Experiencing a miscarriage can be devastating. Often times support people are unsure of what to do out of fear of making things “worse” for the parents involved. Read along to learn some helpful tips on ways to support someone experiencing a miscarriage.
1. Periodically check in the first two-four weeks
Often times we do a great job checking in immediately after a person suffers a loss. Typically, the outreach tapers down as time goes on. However, your support is still needed days/weeks after the loss has been experienced! Sending a quick text letting the person know that you are still thinking of them goes a long way (especially after some time has passed)!
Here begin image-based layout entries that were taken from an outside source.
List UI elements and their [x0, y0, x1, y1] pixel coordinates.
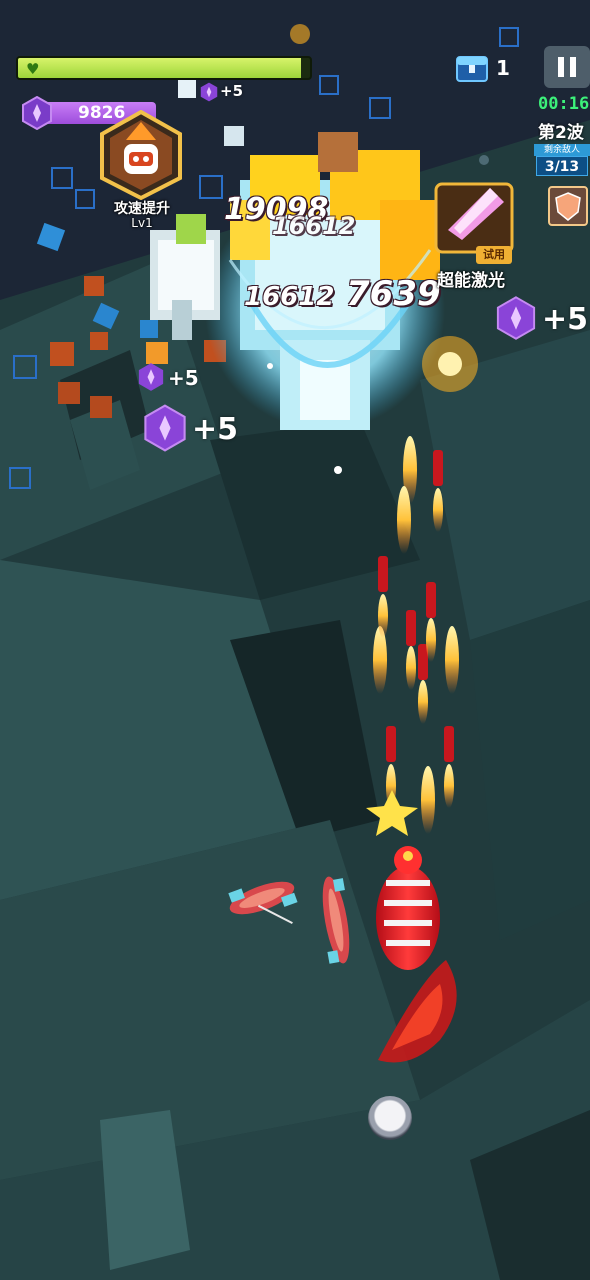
remaining-enemies-badge: 剩余敌人 3/13 — [534, 144, 590, 178]
laser-skill-label: 超能激光 — [437, 271, 505, 291]
gem-pickup-label: +5 — [168, 366, 199, 390]
remaining-enemies-title: 剩余敌人 — [534, 144, 590, 156]
buff-level: Lv1 — [131, 216, 153, 230]
gem-pickup-label: +5 — [220, 82, 244, 100]
shield-icon — [555, 192, 581, 221]
health-bar: ♥ — [16, 56, 312, 80]
purple-gem-icon — [22, 96, 52, 130]
shield-skill-button[interactable] — [548, 186, 588, 226]
damage-number: 16612 — [272, 212, 356, 240]
chest-count: 1 — [496, 56, 510, 80]
laser-skill-button[interactable]: 试用 超能激光 — [430, 180, 520, 291]
trial-badge: 试用 — [476, 246, 512, 264]
gem-pickup: +5 — [144, 404, 244, 456]
purple-gem-icon — [138, 363, 164, 391]
purple-gem-icon — [144, 404, 186, 452]
stage-timer: 00:16 — [538, 94, 590, 114]
purple-gem-icon — [200, 82, 218, 102]
treasure-chest-icon — [456, 56, 488, 82]
pause-button[interactable] — [544, 46, 590, 88]
buff-label: 攻速提升 — [114, 201, 170, 217]
virtual-joystick[interactable] — [368, 1096, 412, 1140]
wave-indicator: 第2波 — [538, 123, 584, 143]
robot-face-icon — [100, 109, 182, 201]
health-bar-fill — [18, 58, 302, 78]
purple-gem-icon — [496, 296, 536, 340]
attack-speed-buff: 攻速提升 Lv1 — [96, 109, 186, 230]
treasure-chest-counter[interactable]: 1 — [454, 50, 524, 86]
damage-number: 16612 — [244, 282, 335, 312]
gem-pickup: +5 — [200, 80, 246, 104]
laser-crystal-icon — [434, 182, 514, 254]
gem-pickup-label: +5 — [542, 302, 589, 337]
gem-pickup-label: +5 — [192, 412, 239, 447]
gem-pickup: +5 — [496, 296, 590, 344]
gem-pickup: +5 — [138, 362, 202, 394]
remaining-enemies-count: 3/13 — [536, 156, 588, 176]
heart-icon: ♥ — [26, 60, 40, 78]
2. Be mindful of the language that you are using
Please be mindful of the language that you are using in attempt to comfort the person who has experienced the miscarriage! Phrases such as “at least you were only x weeks along,” or “you can just try again next month” are not helpful. In fact, they can further isolate the people involved. If you can’t relate to the situation, just let them know that you are there and that you love them. You don’t need to come up with the perfect saying or phrase – just letting them know that you are their support system is enough!
3. Share helpful resources
Remind the parents that their experience is valid and offer your help putting them in contact with resources for support such as the March of Dimes or Return to Zero – they both offer many helpful resources and virtual support groups that can be attended! Social media support is also available via Facebook through Pregnancy After Loss support which also offers sub-groups by trimester. Renée wrote a blog post on her personal experience, “Renée’s Miscarriage Story,” that you could share with them to make them feel not as alone.
4. Offer physical support
If the parents have other children, offer to watch them while the mother recovers both mentally and physically from the loss. You can also drop off meals, send e-gift cards for third party food delivery, or offer to pick up a drive-up grocery order for the parents as well.
5. Don’t be afraid to talk about it!
The topic of miscarriage is unfortunately still taboo. Therefore, many people feel uncomfortable talking about miscarriage, despite how common the occurrence is! If you have experienced a loss, ask if you may share your experience. This helps those suffering see that they are not alone and that it is 100% okay to talk about this miscarriage. Remind the mother that the miscarriage is not her fault. As always, be empathetic and remember to do for others what you wish would have been done for you during any time of need.